Friedrich Froebel (1782-1852) is a celebrated German educator who redefined the concept of education and coined the term ‘Kindergarten’ meaning ‘a garden for children’. Raised in an unhappy household and neglected by his stepmother, Froebel maintained a passion for nature and built himself a life as an apprentice forester before attending the University of Jena for 2 years.
In 1805 he started teaching at the Pestalozzian Frankfurt Model School and once fully trained he moved to Gruner's Model School before returning to study under the headmaster of his old school, Pestalozzi. Froebel was greatly influenced by working with Pestalozzi and shared his believe that the early years shaped the future personality, character and reasoning ability of a child; a difficult thing to accept when you come from a background as disrupted as his.

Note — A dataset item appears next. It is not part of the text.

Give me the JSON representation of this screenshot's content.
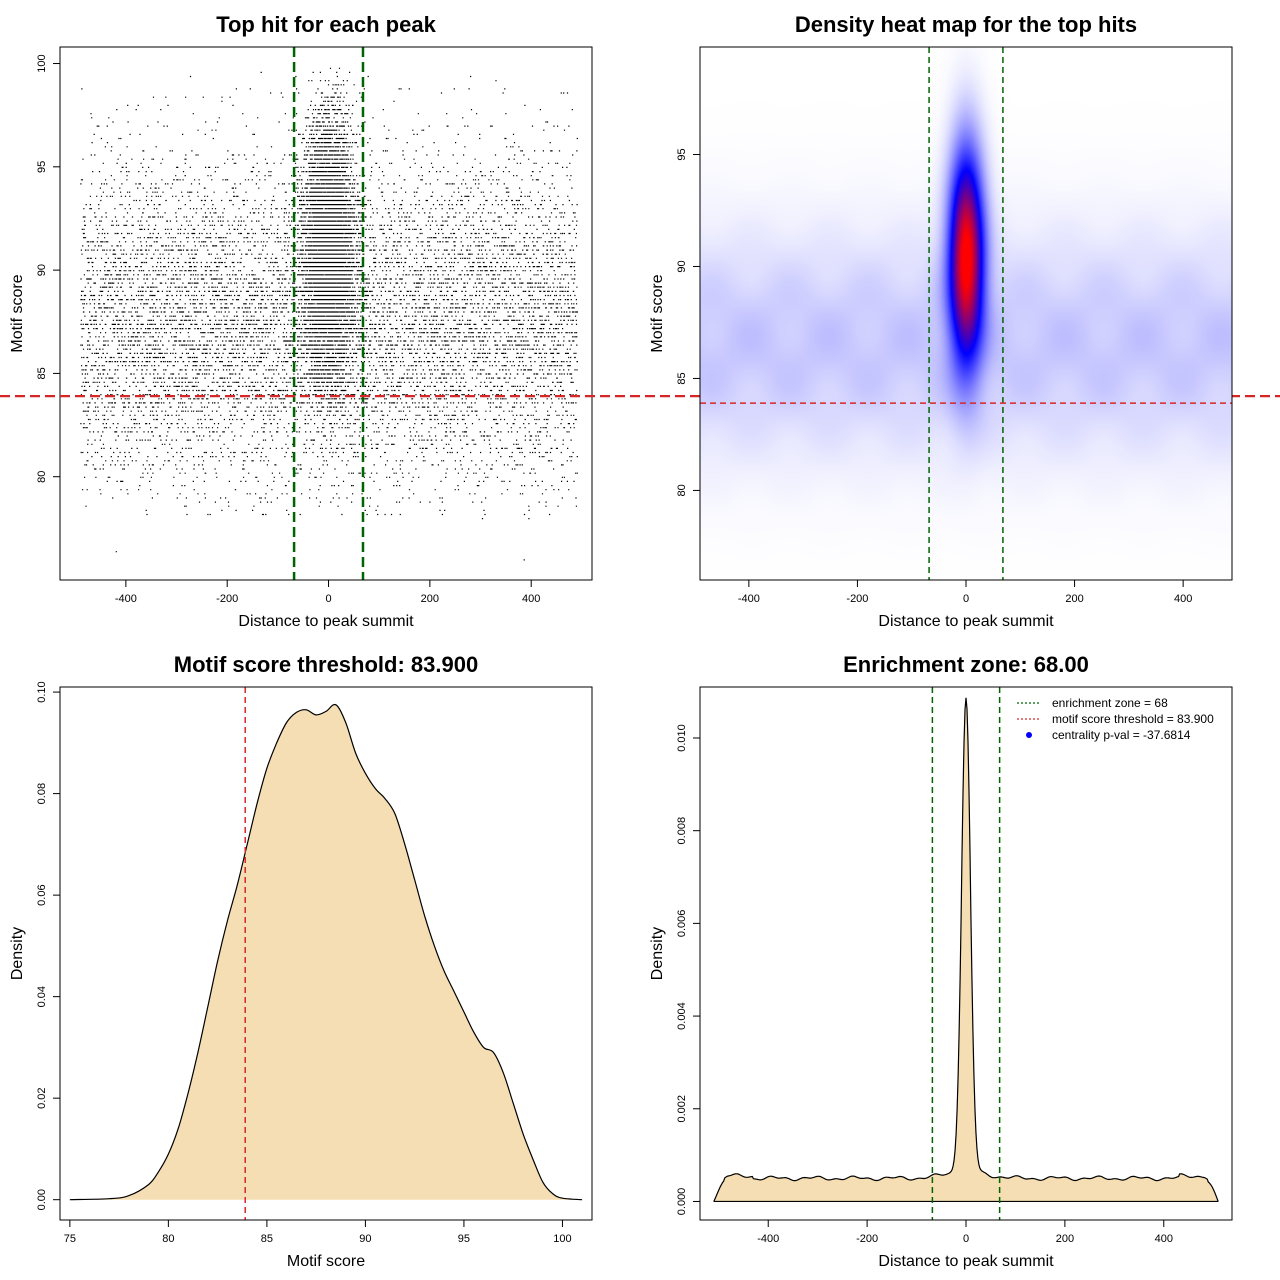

Years later he formed the Play and Activity Institute at Bad Blankenburg which would later become the first Kindergarten. The establishment, which accepted children aged 3-4, revolutionised early years education by incorporating fun songs, stories and activities. By 1840 the schools, which had quickly grew to prominence across Germany, had begun to be called Kindergartens. The Baroness Bertha Marie von Marenholtz-Bulow was extremely impressed with Froebel’s work and connected him with various Dutch dukes and duchesses, helping him collect donations for his cause.
Froebel died in June 1852 but the legacy of this visionary lives on in the current approach to early years education and Froebel College which is now a constituent college of Roehampton University in South West London.